United States

Structuring deals in the era of TCJA and BEPS


In 2015, Seattle-based Starbucks paid nearly as much corporation tax in 2015 as they did during their first 14 years in the UK. The tax settlement of £8.1m was a result of enhanced scrutiny of a complex tax strategy which Starbucks employed. As a result of the Starbucks tax investigation, and reports of tax avoidance schemes by other multinational corporations, the OECD, under instructions from the United Nations, published the Base Erosion and Profit Shifting (BEPS) Action Items in October 2015.

The OECD BEPS Action Items are designed to avoid multinational companies gaming one jurisdiction against another. Following the issuance of the BEPS guidance, various taxing authorities adopted some or all of the Action Items. As a result, it became more difficult for multinational entities to employ tax avoidance techniques.

Strategic and financial buyers have generally completed tax due diligence prior to acquisition. It’s common for buyers to employ advisors such as RSM to kick the tires of a company before a purchase. The purpose of due diligence is to advise potential buyers of any significant historic tax issues relating to a potential acquisition target. Legislation relating to the BEP Action Items has resulted in expanded tax due diligence engagements.

At the end of 2017, the Tax Cut Jobs Act (TCJA) was enacted. As part of TCJA, the taxation of U.S. multinationals generating earnings overseas was changed significantly. The TCJA implemented a transition tax on non-US earnings accumulated prior to the effective date of the TCJA provisions. The transition tax resulted in tax being paid on previously untaxed non-US earnings at a reduced rate of 15.5 percent on cash and cash equivalents and eight percent on other assets. Prior to 2018, these non-US earning were generally not subject to U.S. taxes until distributed to the U.S.

Currently, US multinational entities are seeing a significant portion their non-US earnings being subject to US taxation under the Global Intangible Low Taxed Income (GILTI) Provisions. These provisions were enacted as part of the TCJA.

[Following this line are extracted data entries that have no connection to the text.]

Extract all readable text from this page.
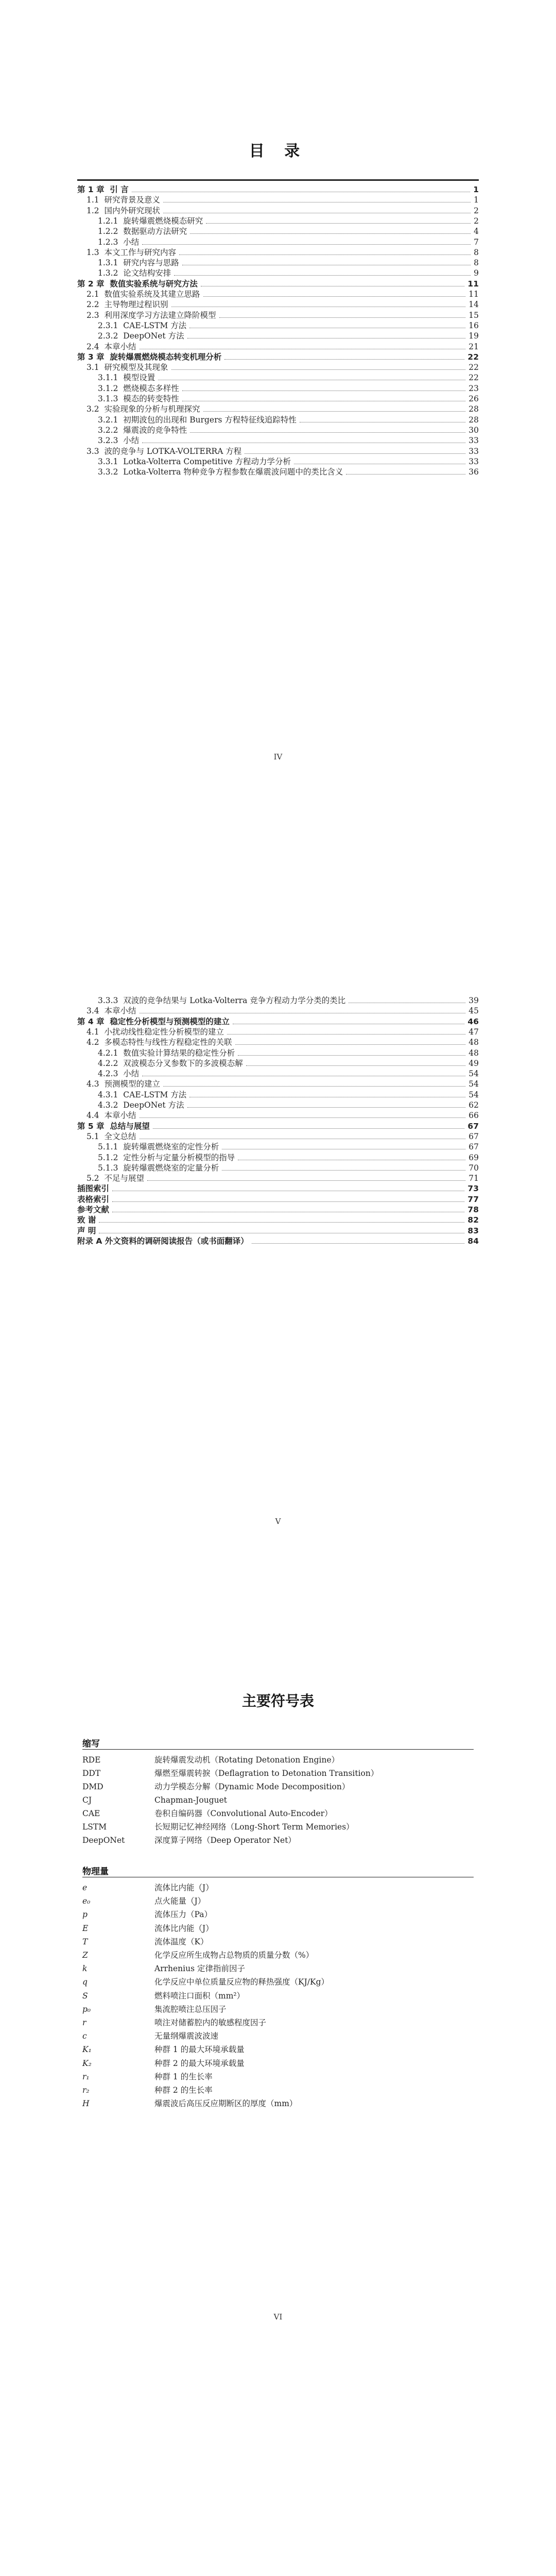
目 录
第 1 章 引 言	1
1.1 研究背景及意义	1
1.2 国内外研究现状	2
1.2.1 旋转爆震燃烧模态研究	2
1.2.2 数据驱动方法研究	4
1.2.3 小结	7
1.3 本文工作与研究内容	8
1.3.1 研究内容与思路	8
1.3.2 论文结构安排	9
第 2 章 数值实验系统与研究方法	11
2.1 数值实验系统及其建立思路	11
2.2 主导物理过程识别	14
2.3 利用深度学习方法建立降阶模型	15
2.3.1 CAE-LSTM 方法	16
2.3.2 DeepONet 方法	19
2.4 本章小结	21
第 3 章 旋转爆震燃烧模态转变机理分析	22
3.1 研究模型及其现象	22
3.1.1 模型设置	22
3.1.2 燃烧模态多样性	23
3.1.3 模态的转变特性	26
3.2 实验现象的分析与机理探究	28
3.2.1 初期波包的出现和 Burgers 方程特征线追踪特性	28
3.2.2 爆震波的竞争特性	30
3.2.3 小结	33
3.3 波的竞争与 LOTKA-VOLTERRA 方程	33
3.3.1 Lotka-Volterra Competitive 方程动力学分析	33
3.3.2 Lotka-Volterra 物种竞争方程参数在爆震波问题中的类比含义	36
IV
3.3.3 双波的竞争结果与 Lotka-Volterra 竞争方程动力学分类的类比	39
3.4 本章小结	45
第 4 章 稳定性分析模型与预测模型的建立	46
4.1 小扰动线性稳定性分析模型的建立	47
4.2 多模态特性与线性方程稳定性的关联	48
4.2.1 数值实验计算结果的稳定性分析	48
4.2.2 双波模态分叉参数下的多波模态解	49
4.2.3 小结	54
4.3 预测模型的建立	54
4.3.1 CAE-LSTM 方法	54
4.3.2 DeepONet 方法	62
4.4 本章小结	66
第 5 章 总结与展望	67
5.1 全文总结	67
5.1.1 旋转爆震燃烧室的定性分析	67
5.1.2 定性分析与定量分析模型的指导	69
5.1.3 旋转爆震燃烧室的定量分析	70
5.2 不足与展望	71
插图索引	73
表格索引	77
参考文献	78
致 谢	82
声 明	83
附录 A 外文资料的调研阅读报告（或书面翻译）	84
V
主要符号表
缩写
RDE	旋转爆震发动机（Rotating Detonation Engine）
DDT	爆燃至爆震转捩（Deflagration to Detonation Transition）
DMD	动力学模态分解（Dynamic Mode Decomposition）
CJ	Chapman-Jouguet
CAE	卷积自编码器（Convolutional Auto-Encoder）
LSTM	长短期记忆神经网络（Long-Short Term Memories）
DeepONet	深度算子网络（Deep Operator Net）
物理量
e	流体比内能（J）
e₀	点火能量（J）
p	流体压力（Pa）
E	流体比内能（J）
T	流体温度（K）
Z	化学反应所生成物占总物质的质量分数（%）
k	Arrhenius 定律指前因子
q	化学反应中单位质量反应物的释热强度（KJ/Kg）
S	燃料喷注口面积（mm²）
p₀	集流腔喷注总压因子
r	喷注对储蓄腔内的敏感程度因子
c	无量纲爆震波波速
K₁	种群 1 的最大环境承载量
K₂	种群 2 的最大环境承载量
r₁	种群 1 的生长率
r₂	种群 2 的生长率
H	爆震波后高压反应期断区的厚度（mm）
VI
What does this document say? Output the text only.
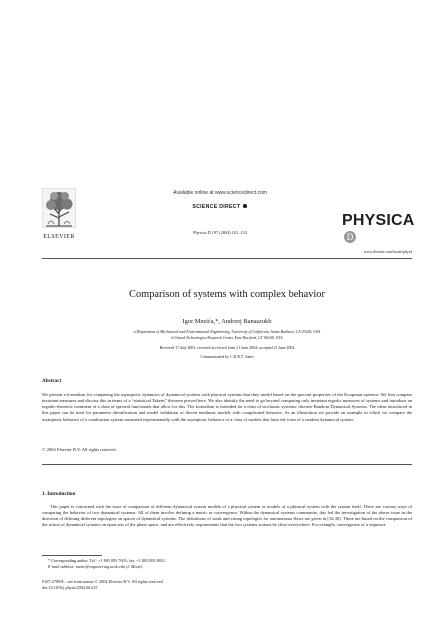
ELSEVIER
Available online at www.sciencedirect.com
SCIENCE DIRECT
Physica D 197 (2004) 101–133
PHYSICAD
www.elsevier.com/locate/physd
Comparison of systems with complex behavior
Igor Mezića,*, Andrzej Banaszukb
a Department of Mechanical and Environmental Engineering, University of California, Santa Barbara, CA 93106, USA
b United Technologies Research Center, East Hartford, CT 06108, USA
Received 17 July 2003; received in revised form 21 June 2004; accepted 21 June 2004
Communicated by C.K.R.T. Jones
Abstract
We present a formalism for comparing the asymptotic dynamics of dynamical systems with physical systems that they model based on the spectral properties of the Koopman operator. We first compare invariant measures and discuss this in terms of a “statistical Takens” theorem proved here. We also identify the need to go beyond comparing only invariant ergodic measures of systems and introduce an ergodic-theoretic treatment of a class of spectral functionals that allow for this. The formalism is extended for a class of stochastic systems: discrete Random Dynamical Systems. The ideas introduced in this paper can be used for parameter identification and model validation of driven nonlinear models with complicated behavior. As an illustration we provide an example in which we compare the asymptotic behavior of a combustion system measured experimentally with the asymptotic behavior of a class of models that have the form of a random dynamical system.
© 2004 Elsevier B.V. All rights reserved.
1. Introduction
This paper is concerned with the issue of comparison of different dynamical system models of a physical system or models of a physical system with the system itself. There are various ways of comparing the behavior of two dynamical systems. All of them involve defining a metric or convergence. Within the dynamical systems community, this led the investigation of the above issue in the direction of defining different topologies on spaces of dynamical systems. The definitions of weak and strong topologies for autonomous flows are given in [16,30]. These are based on the comparison of the action of dynamical systems on open sets of the phase space, and are effectively requirements that the two systems actions be close everywhere. For example, convergence of a sequence
* Corresponding author. Tel.: +1 805 893 7603; fax: +1 805 893 8651.
E-mail address: mezic@engineering.ucsb.edu (I. Mezić).
0167-2789/$ – see front matter © 2004 Elsevier B.V. All rights reserved.
doi:10.1016/j.physd.2004.06.015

The changes in U.S. tax law, combined with the BEPS provisions, have resulted in many multinational entities struggling to determine a tax advantageous acquisition structure and strategy.

Deal structuring has now become even more paramount. Multinationals often seek guidance regarding structuring before tax due diligence has begun. Among the issues which need to be addressed are: opportunities to step-up the basis of assets acquired; allocating acquisition debt to various jurisdictions; the transfer pricing methodology to employ; and, how to adequately remit and redeploy available cash. In addition, a financial buyer needs to consider how to ultimately sell the target in a tax advantageous manner.

While BEPS and TCJA do not necessarily conflict, buyers need to be mindful of the requirements in various taxing jurisdictions.

Previously, U.S. financial buyers often structured transactions to avoid the US controlled foreign corporation provisions. However, post TCJA, the enhanced attribution provisions have resulted in many more non-US corporations being subject to the controlled foreign corporation provisions. As a result, more U.S. financial buyers are utilizing blocked structures where both the US and non-US operations are conducted through corporate entities. This is due in part to the ability of US Corporations to receive a 50 percent deduction under the GILTI provisions. In addition, US corporations may be able to reduce or eliminate the GITI tax through utilization of foreign tax credits. However, there is no cookie cutter approach to tax structuring and many factors need to be considered.

Potential buyers need to be mindful of the challenging global tax environment in which competing taxing authorities are seeking enhanced tax revenue. Delays in addressing the tax implications of a potential transaction can lead to unacceptable tax leakage. Potential buyers should have both their financial and tax structuring and due diligence teams at the table at the start of an engagement rather than waiting to consider the tax implications of a proposed transaction.